The Commons is a weblog for concerned citizens of southeast Iowa and their friends around the world. It was created to encourage grassroots networking and to share information and ideas which have either been suppressed or drowned out in the mainstream media.

"But if the cause be not good, the king himself hath a heavy reckoning to make, when all those legs and arms and heads, chopped off in battle, shall join together at the latter day and cry all 'We died at such a place;' some swearing, some crying for a surgeon, some upon their wives left poor behind them, some upon the debts they owe, some upon their children rawly left. I am afeard there are few die well that die in a battle; for how can they charitably dispose of any thing, when blood is their argument? Now, if these men do not die well, it will be a black matter for the king that led them to it; whom to disobey were against all proportion of subjection." (Henry V, Act V, Scene 4)

Monday, May 21, 2007

McKay suggests cover-up in prosecutor case

McKay suggests cover-up in prosecutor case
Published May 20, 2007
Sean Cockerham

WENATCHEE — Fired U.S. Attorney John McKay said Sunday he believes the Justice Department is covering up the real reason for his ouster.

“I can see why they would want to come up with an explanation other than the governor’s election for why I would be on such a list,” said McKay, the U.S. attorney for Western Washington until his firing in December.

McKay pointed to the revelation that he first appeared on the Bush administration firing list in 2005 during the heat of the furor over Washington state’s election for governor. Some Republicans were appalled that McKay didn’t bring charges of election fraud in the race won by Democrat Chris Gregoire.
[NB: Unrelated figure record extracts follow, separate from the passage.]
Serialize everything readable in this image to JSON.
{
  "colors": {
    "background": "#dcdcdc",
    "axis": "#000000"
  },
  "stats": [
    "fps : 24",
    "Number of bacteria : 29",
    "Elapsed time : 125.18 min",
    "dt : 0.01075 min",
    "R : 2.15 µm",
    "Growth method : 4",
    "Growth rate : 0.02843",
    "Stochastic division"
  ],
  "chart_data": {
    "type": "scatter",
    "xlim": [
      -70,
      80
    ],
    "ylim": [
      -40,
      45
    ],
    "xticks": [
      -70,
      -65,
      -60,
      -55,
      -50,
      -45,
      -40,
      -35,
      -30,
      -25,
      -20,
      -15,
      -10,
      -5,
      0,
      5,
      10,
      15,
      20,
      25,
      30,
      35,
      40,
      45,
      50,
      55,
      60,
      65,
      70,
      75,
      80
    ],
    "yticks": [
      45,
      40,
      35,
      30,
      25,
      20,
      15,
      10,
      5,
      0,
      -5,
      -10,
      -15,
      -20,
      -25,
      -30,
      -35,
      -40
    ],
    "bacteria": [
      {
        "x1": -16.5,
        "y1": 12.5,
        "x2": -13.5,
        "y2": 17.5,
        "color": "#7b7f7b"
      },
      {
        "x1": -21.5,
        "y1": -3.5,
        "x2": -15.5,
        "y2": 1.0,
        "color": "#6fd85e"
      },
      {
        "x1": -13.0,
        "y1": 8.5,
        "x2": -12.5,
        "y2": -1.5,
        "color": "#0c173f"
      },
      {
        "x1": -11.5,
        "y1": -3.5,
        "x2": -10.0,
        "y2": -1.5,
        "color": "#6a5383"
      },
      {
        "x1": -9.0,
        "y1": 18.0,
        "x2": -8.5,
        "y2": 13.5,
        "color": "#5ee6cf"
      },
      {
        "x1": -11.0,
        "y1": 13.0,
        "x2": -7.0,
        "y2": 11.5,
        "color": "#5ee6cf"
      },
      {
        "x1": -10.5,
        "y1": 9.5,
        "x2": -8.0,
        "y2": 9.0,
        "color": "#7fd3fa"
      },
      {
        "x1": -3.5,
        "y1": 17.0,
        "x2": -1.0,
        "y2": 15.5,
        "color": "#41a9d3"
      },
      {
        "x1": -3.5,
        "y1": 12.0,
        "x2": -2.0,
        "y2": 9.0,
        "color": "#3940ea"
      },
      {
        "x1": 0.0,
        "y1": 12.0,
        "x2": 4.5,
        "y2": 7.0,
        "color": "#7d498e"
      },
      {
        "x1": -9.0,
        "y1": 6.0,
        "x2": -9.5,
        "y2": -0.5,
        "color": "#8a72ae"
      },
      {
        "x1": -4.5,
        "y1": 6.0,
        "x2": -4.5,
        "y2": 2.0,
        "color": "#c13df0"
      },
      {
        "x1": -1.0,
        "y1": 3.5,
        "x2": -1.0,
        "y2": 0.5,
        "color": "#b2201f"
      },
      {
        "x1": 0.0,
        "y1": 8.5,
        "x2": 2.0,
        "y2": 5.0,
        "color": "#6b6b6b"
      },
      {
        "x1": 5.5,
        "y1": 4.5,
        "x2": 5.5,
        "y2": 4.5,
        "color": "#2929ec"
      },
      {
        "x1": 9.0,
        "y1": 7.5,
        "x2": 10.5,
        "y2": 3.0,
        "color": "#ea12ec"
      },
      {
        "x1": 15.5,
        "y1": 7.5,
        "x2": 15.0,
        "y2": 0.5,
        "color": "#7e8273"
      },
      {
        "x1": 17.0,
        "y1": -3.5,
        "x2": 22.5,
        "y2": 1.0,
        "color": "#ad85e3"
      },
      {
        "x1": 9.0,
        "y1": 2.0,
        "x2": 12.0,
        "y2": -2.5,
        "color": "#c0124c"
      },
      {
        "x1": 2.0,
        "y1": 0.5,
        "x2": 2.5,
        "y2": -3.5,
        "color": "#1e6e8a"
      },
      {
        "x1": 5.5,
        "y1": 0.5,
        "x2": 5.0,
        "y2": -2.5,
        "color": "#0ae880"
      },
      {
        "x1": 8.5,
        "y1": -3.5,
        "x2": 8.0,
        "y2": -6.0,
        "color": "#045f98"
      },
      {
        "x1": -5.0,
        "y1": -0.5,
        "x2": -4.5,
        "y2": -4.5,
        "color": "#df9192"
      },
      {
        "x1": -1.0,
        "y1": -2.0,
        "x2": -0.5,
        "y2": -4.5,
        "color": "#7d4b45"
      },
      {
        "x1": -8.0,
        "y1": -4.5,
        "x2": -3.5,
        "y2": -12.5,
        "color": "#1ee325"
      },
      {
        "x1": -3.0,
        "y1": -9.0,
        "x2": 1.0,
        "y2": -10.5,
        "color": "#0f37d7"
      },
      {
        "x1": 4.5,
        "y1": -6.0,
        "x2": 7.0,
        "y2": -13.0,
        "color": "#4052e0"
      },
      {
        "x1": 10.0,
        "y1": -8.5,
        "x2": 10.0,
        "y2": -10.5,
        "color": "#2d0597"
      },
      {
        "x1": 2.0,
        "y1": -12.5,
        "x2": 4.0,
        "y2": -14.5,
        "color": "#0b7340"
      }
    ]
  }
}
“I still don’t know if the 2004 governor’s election was the principal reason I was asked to step down,” McKay said in a speech at the Mainstream Republicans of Washington’s Cascade Conference in Wenatchee.
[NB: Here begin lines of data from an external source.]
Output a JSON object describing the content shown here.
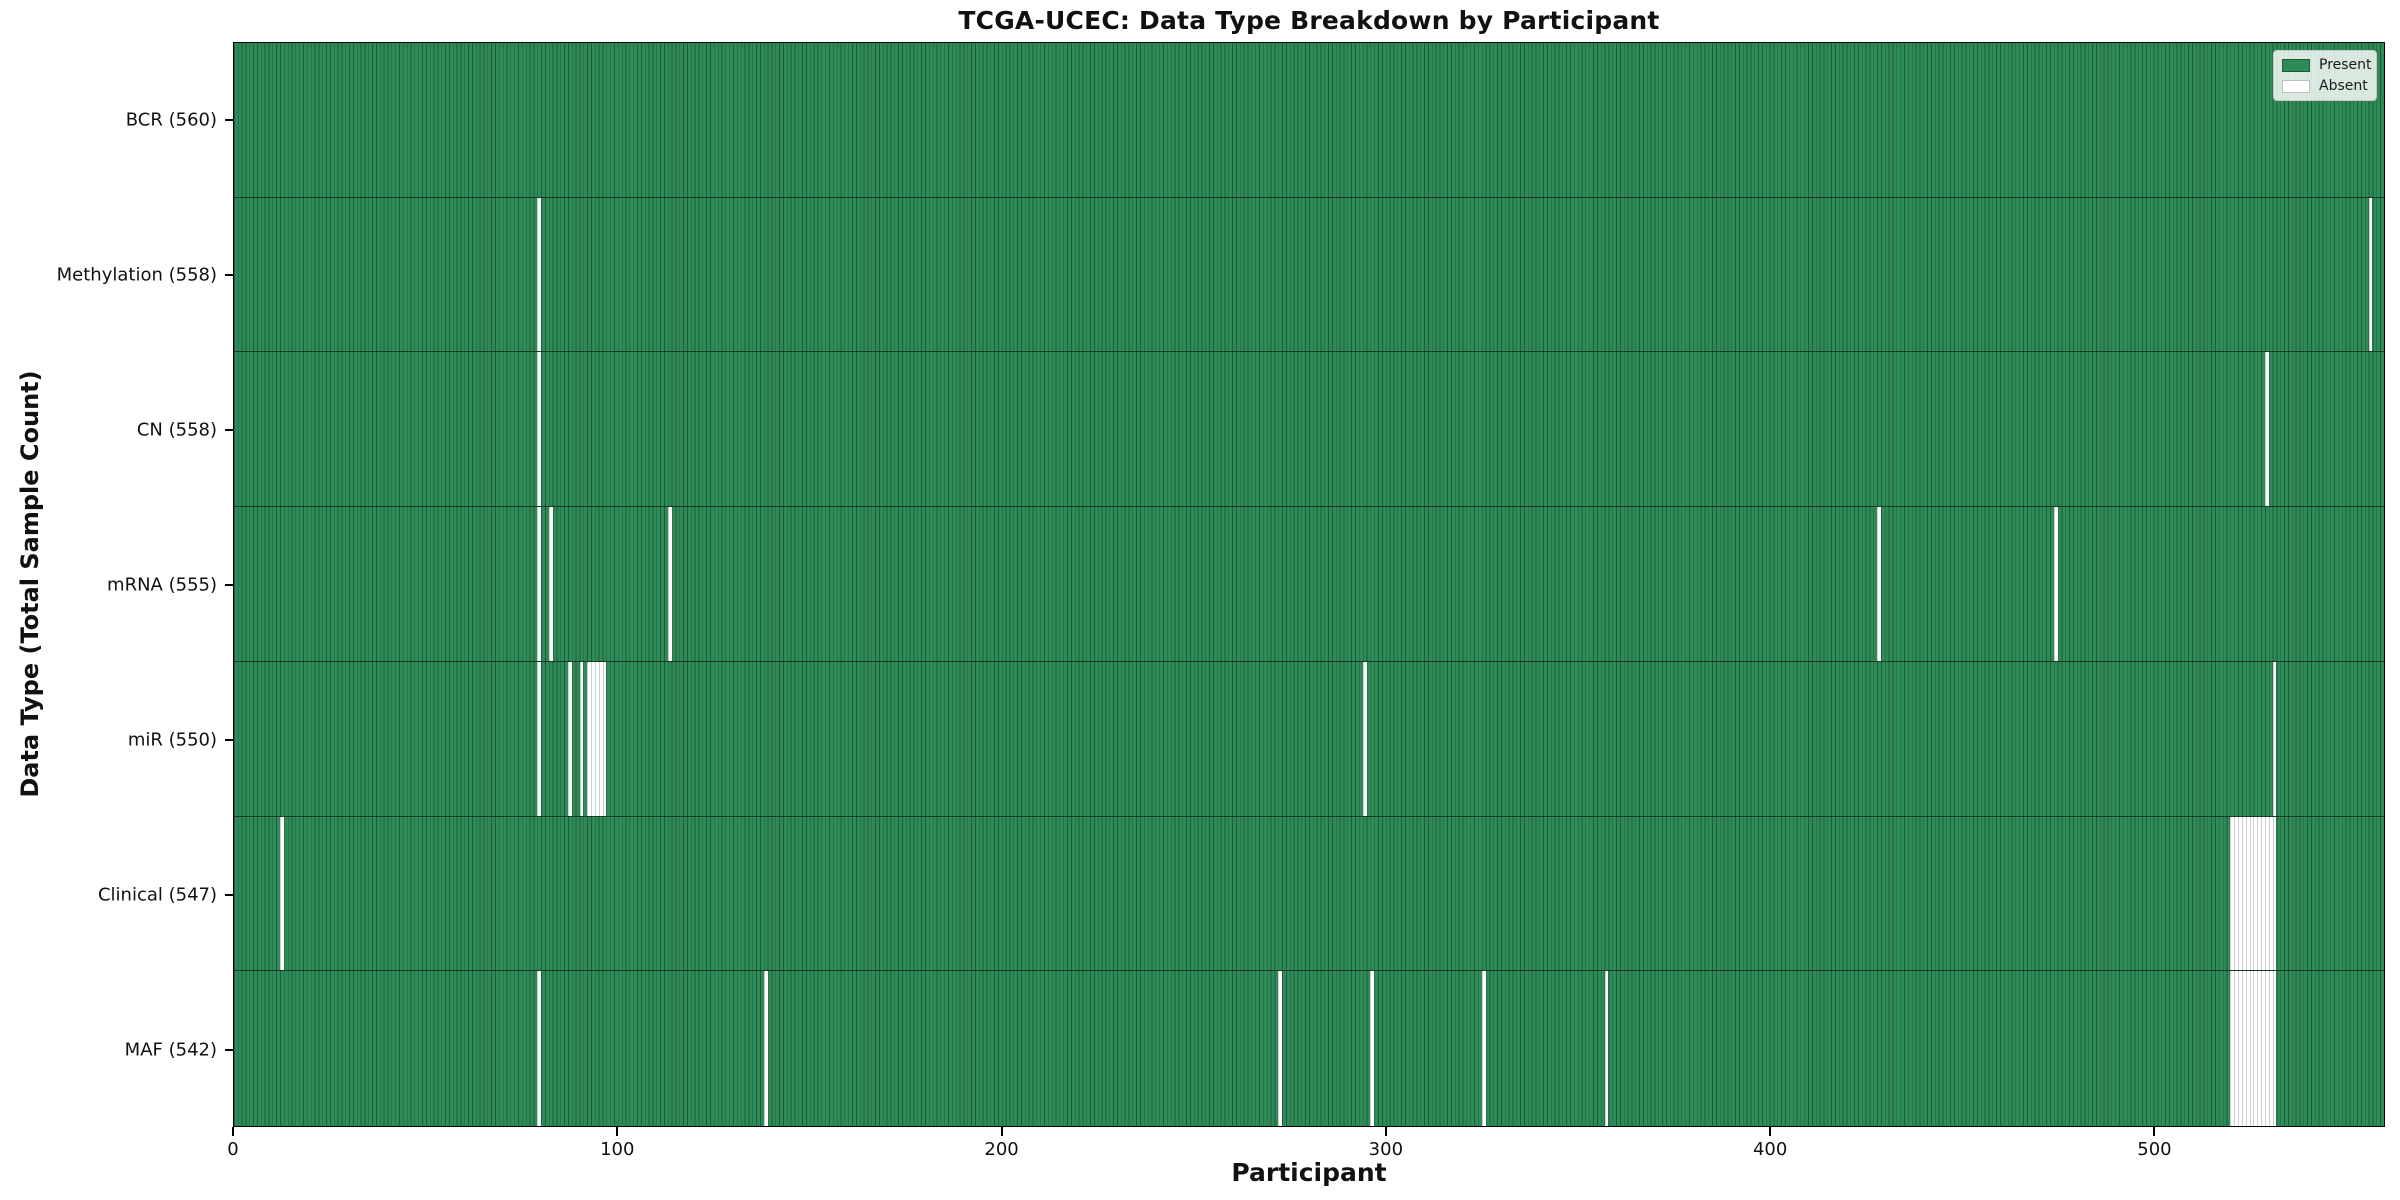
{
  "figure": {
    "title": "TCGA-UCEC: Data Type Breakdown by Participant",
    "xlabel": "Participant",
    "ylabel": "Data Type (Total Sample Count)"
  },
  "legend": {
    "items": [
      {
        "label": "Present",
        "color": "#2e8b57"
      },
      {
        "label": "Absent",
        "color": "#ffffff"
      }
    ]
  },
  "chart_data": {
    "type": "heatmap",
    "title": "TCGA-UCEC: Data Type Breakdown by Participant",
    "xlabel": "Participant",
    "ylabel": "Data Type (Total Sample Count)",
    "x_ticks": [
      0,
      100,
      200,
      300,
      400,
      500
    ],
    "x_range": [
      0,
      560
    ],
    "n_participants": 560,
    "grid": false,
    "legend_position": "upper right",
    "present_color": "#2e8b57",
    "bar_edge_color": "#1d5c3a",
    "absent_color": "#ffffff",
    "rows": [
      {
        "label": "BCR (560)",
        "data_type": "BCR",
        "total": 560,
        "absent_participants": []
      },
      {
        "label": "Methylation (558)",
        "data_type": "Methylation",
        "total": 558,
        "absent_participants": [
          79,
          556
        ]
      },
      {
        "label": "CN (558)",
        "data_type": "CN",
        "total": 558,
        "absent_participants": [
          79,
          529
        ]
      },
      {
        "label": "mRNA (555)",
        "data_type": "mRNA",
        "total": 555,
        "absent_participants": [
          79,
          82,
          113,
          428,
          474
        ]
      },
      {
        "label": "miR (550)",
        "data_type": "miR",
        "total": 550,
        "absent_participants": [
          79,
          87,
          90,
          92,
          93,
          94,
          95,
          96,
          294,
          531
        ]
      },
      {
        "label": "Clinical (547)",
        "data_type": "Clinical",
        "total": 547,
        "absent_participants": [
          12,
          520,
          521,
          522,
          523,
          524,
          525,
          526,
          527,
          528,
          529,
          530,
          531
        ]
      },
      {
        "label": "MAF (542)",
        "data_type": "MAF",
        "total": 542,
        "absent_participants": [
          79,
          138,
          272,
          296,
          325,
          357,
          520,
          521,
          522,
          523,
          524,
          525,
          526,
          527,
          528,
          529,
          530,
          531
        ]
      }
    ]
  }
}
“If it was, I think it is an entirely improper and perhaps illegal reason for my termination,” said McKay.

McKay said he led a federal investigation that found no evidence of a crime in the election. He made clear he still has huge concerns over the controversial election that resulted in a Gregoire victory on the second recount by just 133 votes out of almost 3 million cast.

“There is no doubt in my mind there were a lot of stinky, nasty things about that election,” McKay said in an interview.

But prosecuting a federal crime requires proof of more than just mistakes and incompetence in the handling of ballots, he said.

One of nine

McKay, a Republican appointed by President Bush, oversaw justice department offices in Tacoma and Seattle for five years. That’s before he was one of nine U.S. attorneys nationwide to lose their jobs in what has become a huge controversy for Attorney General Alberto Gonzales.

McKay’s Sunday speech at the Mainstream Republicans of Washington conference was his first appearance before a political group since he was fired. He sounded like a candidate at times, talking about the values of being a Republican and saying he wants to be involved somehow in politics.

But he denied speculation he’s planning a run for office.

He said he hopes Dino Rossi, the Republican who lost to Gregoire, will run again in 2008.

McKay said he would support Rossi.

The Justice Department has offered a shifting set of explanations for McKay’s firing. Gonzales first said it was because of comments McKay made to the Seattle Post-Intelligencer about budget cuts and because of how McKay pursued an information-sharing project. But both of those happened after he was put on the firing list in March 2005.

Kyle Sampson, Gonzales’ chief of staff, has raised the possibility that McKay made the list for pushing too hard for additional resources to investigate the Seattle murder of Assistant U.S. Attorney Thomas Wales.

Sampson kept the list of prosecutors to be fired.

McKay said Sunday that would be a “despicable” reason if that’s actually why he was fired.

“I frankly don’t believe it,” he told the state mainstream Republican group. “I think they are trying to cover something up.”

Gonzales has acknowledged he was aware of a “great deal of concern” from Washington state Republicans over how McKay handled fraud allegations in the 2004 governor’s race. The attorney general told Congress earlier this month that he doesn’t know if that’s a reason McKay made the list.

“I never expected to have to look over my shoulder politically to see if many people back there wanted more voter fraud cases and I was missing the opportunity,” McKay said.

There are at least seven states where it appears that U.S. attorneys were fired or considered for firing as Republicans in those states urged investigations or prosecutions of possible Democratic voter fraud, McClatchy Newspapers has reported.